Vasospastic Angina: Amlodipine has been demonstrated to block constriction and restore blood flow in coronary arteries and arterioles in response to calcium, potassium epinephrine, serotonin, and thromboxane A2 analog in experimental animal models and in human coronary vessels in vitro. This inhibition of coronary spasm is responsible for the effectiveness of amlodipine in vasospastic (Prinzmetal’s or variant) angina.

Atorvastatin

Cholesterol and triglycerides circulate in the bloodstream as part of lipoprotein complexes. With ultracentrifugation, these complexes separate into HDL (high-density lipoprotein), IDL (intermediate-density lipoprotein), LDL (low-density lipoprotein), and VLDL (very-low-density lipoprotein) fractions. Triglycerides (TG) and cholesterol in the liver are incorporated into VLDL and released into the plasma for delivery to peripheral tissues. LDL is formed from VLDL and is catabolized primarily through the high-affinity LDL receptor.

Clinical and pathologic studies show that elevated plasma levels of total cholesterol (total-C), LDL-cholesterol (LDL-C), and apolipoprotein B (apo B) promote human atherosclerosis and are risk factors for developing cardiovascular disease, while increased levels of HDL-C are associated with a decreased cardiovascular risk.

Epidemiologic investigations have established that cardiovascular morbidity and mortality vary directly with the level of total-C and LDL-C, and inversely with the level of HDL-C.

In animal models, atorvastatin lowers plasma cholesterol and lipoprotein levels by inhibiting HMG-CoA reductase and cholesterol synthesis in the liver and by increasing the number of hepatic LDL receptors on the cell-surface to enhance uptake and catabolism of LDL; atorvastatin also reduces LDL production and the number of LDL particles.

Atorvastatin reduces total-C, LDL-C, and apo B in patients with homozygous and heterozygous familial hypercholesterolemia (FH), nonfamilial forms of hypercholesterolemia, and mixed dyslipidemia. Atorvastatin also reduces VLDL-C and TG and produces variable increases in HDL-C and apolipoprotein A-1. Atorvastatin reduces total-C, LDL-C, VLDL-C, apo B, TG, and non-HDL-C, and increases HDL-C in patients with isolated hypertriglyceridemia. Atorvastatin reduces intermediate density lipoprotein cholesterol (IDL-C) in patients with dysbetalipoproteinemia.
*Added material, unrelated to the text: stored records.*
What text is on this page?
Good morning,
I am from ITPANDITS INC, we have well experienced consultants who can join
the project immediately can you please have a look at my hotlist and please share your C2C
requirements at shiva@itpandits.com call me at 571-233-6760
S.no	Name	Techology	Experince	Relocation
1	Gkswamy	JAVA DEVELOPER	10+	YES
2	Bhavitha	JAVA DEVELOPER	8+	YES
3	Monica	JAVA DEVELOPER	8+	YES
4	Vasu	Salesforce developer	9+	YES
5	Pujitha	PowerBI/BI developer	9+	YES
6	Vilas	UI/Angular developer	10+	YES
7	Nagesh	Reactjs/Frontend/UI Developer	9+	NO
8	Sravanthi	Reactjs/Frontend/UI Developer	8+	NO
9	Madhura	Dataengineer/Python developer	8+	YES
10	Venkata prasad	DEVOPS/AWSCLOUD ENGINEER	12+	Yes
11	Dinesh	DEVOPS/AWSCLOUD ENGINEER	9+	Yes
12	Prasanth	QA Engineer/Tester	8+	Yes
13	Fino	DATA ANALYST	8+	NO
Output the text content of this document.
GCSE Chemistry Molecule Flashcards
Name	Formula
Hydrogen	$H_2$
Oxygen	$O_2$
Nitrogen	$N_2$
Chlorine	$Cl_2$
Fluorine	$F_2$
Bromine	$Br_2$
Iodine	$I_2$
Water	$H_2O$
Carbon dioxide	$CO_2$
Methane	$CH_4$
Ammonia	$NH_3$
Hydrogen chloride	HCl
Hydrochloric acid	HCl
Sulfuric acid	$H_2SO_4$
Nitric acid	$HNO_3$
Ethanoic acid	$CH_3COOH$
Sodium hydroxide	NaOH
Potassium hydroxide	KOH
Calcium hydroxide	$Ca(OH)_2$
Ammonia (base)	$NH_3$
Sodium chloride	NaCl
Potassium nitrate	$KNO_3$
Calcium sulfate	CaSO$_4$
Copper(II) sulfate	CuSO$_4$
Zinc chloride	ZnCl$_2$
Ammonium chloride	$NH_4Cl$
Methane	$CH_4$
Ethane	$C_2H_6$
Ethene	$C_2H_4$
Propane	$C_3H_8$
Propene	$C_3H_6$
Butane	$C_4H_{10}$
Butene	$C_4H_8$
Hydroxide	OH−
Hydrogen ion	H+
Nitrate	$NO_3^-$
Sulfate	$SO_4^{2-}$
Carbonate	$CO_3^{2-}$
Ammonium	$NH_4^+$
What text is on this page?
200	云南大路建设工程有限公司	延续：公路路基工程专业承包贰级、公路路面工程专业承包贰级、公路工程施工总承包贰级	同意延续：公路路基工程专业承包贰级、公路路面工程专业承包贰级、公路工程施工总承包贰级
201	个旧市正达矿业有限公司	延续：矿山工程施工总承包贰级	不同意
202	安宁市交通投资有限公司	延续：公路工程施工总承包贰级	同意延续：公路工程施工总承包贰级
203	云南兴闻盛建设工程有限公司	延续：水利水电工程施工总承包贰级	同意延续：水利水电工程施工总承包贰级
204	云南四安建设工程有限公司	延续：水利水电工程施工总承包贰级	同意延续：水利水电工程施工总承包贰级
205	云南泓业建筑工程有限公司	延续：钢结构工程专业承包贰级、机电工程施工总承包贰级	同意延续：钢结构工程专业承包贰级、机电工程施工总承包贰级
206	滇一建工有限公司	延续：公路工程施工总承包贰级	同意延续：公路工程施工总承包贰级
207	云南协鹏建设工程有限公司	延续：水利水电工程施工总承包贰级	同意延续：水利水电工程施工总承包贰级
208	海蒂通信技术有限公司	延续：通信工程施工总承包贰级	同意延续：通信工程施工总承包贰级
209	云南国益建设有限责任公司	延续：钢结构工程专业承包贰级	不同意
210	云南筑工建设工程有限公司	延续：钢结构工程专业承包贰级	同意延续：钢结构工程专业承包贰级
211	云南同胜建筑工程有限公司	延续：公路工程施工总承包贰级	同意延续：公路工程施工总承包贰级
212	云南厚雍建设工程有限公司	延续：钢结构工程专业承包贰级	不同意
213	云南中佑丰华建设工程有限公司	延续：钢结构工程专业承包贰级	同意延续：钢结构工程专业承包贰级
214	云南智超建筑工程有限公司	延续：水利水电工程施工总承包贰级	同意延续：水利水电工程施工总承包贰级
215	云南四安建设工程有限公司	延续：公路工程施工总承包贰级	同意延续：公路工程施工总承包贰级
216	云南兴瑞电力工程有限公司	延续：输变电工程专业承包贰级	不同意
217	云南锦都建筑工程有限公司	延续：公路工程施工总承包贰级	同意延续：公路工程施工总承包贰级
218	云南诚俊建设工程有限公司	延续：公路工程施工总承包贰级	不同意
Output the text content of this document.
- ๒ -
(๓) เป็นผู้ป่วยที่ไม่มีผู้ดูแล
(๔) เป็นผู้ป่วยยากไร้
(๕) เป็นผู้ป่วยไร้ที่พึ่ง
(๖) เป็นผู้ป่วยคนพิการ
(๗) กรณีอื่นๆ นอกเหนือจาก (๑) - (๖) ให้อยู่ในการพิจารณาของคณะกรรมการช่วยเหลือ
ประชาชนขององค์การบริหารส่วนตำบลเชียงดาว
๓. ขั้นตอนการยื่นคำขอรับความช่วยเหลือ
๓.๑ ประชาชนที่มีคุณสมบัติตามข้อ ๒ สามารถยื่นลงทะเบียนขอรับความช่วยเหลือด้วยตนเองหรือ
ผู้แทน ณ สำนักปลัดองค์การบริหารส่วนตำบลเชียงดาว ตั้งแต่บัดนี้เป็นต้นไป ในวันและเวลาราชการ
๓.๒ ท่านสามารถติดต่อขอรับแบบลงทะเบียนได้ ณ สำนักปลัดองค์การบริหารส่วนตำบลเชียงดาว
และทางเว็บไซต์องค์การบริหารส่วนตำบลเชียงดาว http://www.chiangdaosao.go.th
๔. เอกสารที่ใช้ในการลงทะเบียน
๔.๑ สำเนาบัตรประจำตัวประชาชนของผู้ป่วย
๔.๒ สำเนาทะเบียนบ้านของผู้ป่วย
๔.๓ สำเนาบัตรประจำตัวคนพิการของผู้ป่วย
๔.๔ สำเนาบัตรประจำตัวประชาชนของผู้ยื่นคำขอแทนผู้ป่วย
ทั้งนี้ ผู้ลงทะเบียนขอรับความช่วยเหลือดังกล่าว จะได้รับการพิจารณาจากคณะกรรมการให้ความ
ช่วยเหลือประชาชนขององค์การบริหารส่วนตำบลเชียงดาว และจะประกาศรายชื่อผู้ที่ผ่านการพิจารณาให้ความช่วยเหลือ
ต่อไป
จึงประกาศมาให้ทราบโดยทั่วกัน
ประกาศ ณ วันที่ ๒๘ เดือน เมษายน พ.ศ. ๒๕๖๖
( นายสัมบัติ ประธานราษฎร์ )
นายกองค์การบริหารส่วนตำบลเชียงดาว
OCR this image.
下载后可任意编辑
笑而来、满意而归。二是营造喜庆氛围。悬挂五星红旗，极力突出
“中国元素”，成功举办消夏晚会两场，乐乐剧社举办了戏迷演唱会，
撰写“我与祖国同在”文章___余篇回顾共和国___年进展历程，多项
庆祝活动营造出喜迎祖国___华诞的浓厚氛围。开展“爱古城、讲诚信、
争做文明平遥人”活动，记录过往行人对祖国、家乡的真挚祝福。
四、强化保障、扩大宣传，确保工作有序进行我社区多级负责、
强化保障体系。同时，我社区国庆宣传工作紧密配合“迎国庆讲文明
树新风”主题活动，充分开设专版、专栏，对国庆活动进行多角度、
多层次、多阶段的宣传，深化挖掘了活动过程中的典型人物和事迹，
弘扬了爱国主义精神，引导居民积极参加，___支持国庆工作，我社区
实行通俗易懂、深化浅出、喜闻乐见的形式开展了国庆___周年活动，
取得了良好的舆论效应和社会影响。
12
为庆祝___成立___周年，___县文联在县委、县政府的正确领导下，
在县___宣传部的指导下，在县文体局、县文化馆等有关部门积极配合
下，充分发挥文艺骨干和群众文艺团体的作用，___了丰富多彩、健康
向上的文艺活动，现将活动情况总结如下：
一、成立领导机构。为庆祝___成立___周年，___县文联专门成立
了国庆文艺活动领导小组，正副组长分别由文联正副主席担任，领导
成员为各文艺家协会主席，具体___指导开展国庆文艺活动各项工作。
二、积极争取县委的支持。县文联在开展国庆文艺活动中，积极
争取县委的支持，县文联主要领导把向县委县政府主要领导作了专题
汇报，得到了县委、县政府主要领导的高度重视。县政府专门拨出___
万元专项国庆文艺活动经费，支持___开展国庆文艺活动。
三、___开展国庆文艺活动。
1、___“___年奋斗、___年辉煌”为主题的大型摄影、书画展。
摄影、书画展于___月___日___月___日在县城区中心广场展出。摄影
Like LDL, cholesterol-enriched triglyceride-rich lipoproteins, including VLDL, intermediate density lipoprotein (IDL), and remnants, can also promote atherosclerosis. Elevated plasma triglycerides are frequently found in a triad with low HDL-C levels and small LDL particles, as well as in association with non-lipid metabolic risk factors for coronary heart disease. As such, total plasma TG has not consistently been shown to be an independent risk factor for CHD. Furthermore, the independent effect of raising HDL or lowering TG on the risk of coronary and cardiovascular morbidity and mortality has not been determined.